Mamadou Doucouré

Personal information
- Full name: Mamadou Doucouré
- Date of birth: 21 May 1998 (age 28)
- Place of birth: Dakar, Senegal
- Height: 1.83 m (6 ft 0 in)
- Position: Defender

Youth career
- 2006–2011: Paris
- 2011–2015: Paris Saint-Germain

Senior career*
- Years: Team / Apps / (Gls)
- 2015–2016: Paris Saint-Germain B / 3 / (0)
- 2016–2024: Borussia Mönchengladbach / 2 / (0)
- 2018–2024: Borussia Mönchengladbach II / 29 / (0)

International career^{‡}
- 2013–2014: France U16 / 6 / (0)
- 2014–2015: France U17 / 15 / (1)
- 2015–2016: France U18 / 11 / (1)

= Mamadou Doucouré =

Footballer (born 1998)

Mamadou Doucouré (born 21 May 1998) is a professional footballer who plays as a defender.
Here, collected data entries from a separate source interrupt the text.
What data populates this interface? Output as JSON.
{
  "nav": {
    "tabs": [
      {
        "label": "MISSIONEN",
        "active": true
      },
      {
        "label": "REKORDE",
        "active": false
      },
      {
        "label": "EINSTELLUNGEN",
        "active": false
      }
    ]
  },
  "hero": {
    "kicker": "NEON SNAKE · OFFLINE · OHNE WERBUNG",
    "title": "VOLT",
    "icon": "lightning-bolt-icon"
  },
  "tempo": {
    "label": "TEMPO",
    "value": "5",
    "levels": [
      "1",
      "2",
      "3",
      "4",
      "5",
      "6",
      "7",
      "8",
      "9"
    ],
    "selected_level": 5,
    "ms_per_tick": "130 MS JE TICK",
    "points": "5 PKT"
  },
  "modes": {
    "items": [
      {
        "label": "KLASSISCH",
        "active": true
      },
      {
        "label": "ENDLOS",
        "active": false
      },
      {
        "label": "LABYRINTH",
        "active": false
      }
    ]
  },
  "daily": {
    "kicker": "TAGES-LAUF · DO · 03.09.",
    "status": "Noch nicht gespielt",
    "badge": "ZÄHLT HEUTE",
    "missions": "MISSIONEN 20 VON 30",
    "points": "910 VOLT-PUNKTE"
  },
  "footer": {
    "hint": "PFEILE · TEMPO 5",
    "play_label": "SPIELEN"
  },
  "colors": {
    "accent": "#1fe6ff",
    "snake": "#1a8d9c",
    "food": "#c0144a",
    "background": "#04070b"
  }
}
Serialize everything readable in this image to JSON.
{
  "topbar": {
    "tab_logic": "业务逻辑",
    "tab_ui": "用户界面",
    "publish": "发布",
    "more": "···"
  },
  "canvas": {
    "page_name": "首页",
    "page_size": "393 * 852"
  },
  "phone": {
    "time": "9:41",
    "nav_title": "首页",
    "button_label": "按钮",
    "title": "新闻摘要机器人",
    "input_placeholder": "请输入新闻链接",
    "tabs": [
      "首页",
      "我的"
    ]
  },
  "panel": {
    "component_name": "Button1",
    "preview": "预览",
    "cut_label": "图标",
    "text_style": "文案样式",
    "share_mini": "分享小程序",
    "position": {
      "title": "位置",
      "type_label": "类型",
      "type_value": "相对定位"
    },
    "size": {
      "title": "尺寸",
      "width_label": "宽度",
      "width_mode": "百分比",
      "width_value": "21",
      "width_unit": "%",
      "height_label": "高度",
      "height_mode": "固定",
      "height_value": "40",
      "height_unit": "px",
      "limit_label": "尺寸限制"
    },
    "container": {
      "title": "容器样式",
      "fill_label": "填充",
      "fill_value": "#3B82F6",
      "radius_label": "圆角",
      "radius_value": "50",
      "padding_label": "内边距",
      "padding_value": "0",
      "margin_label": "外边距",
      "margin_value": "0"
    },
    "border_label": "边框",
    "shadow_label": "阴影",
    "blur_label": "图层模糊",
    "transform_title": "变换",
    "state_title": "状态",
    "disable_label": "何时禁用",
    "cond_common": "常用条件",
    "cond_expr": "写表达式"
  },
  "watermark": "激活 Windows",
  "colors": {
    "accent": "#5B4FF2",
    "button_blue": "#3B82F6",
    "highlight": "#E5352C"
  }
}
Born in Senegal, Doucouré has represented France internationally at youth levels.

==Club career==
Doucouré joined Borussia Mönchengladbach from Paris Saint-Germain in 2016. Having failed to make an appearance due to numerous injuries over his first four seasons at the club, he finally made his professional debut for Mönchengladbach in the Bundesliga on 31 May 2020. He came on as a 90th minute substitute for Florian Neuhaus in the home match against Union Berlin, which finished as a 4–1 win. Doucouré's time at Borussia Mönchengladbach was overshadowed by injuries, having only made 2 league appearances over 8 years at the club.

==Personal life==
Doucouré was born in Dakar, Senegal. He has represented France at their under-16, under-17, and under-18 levels.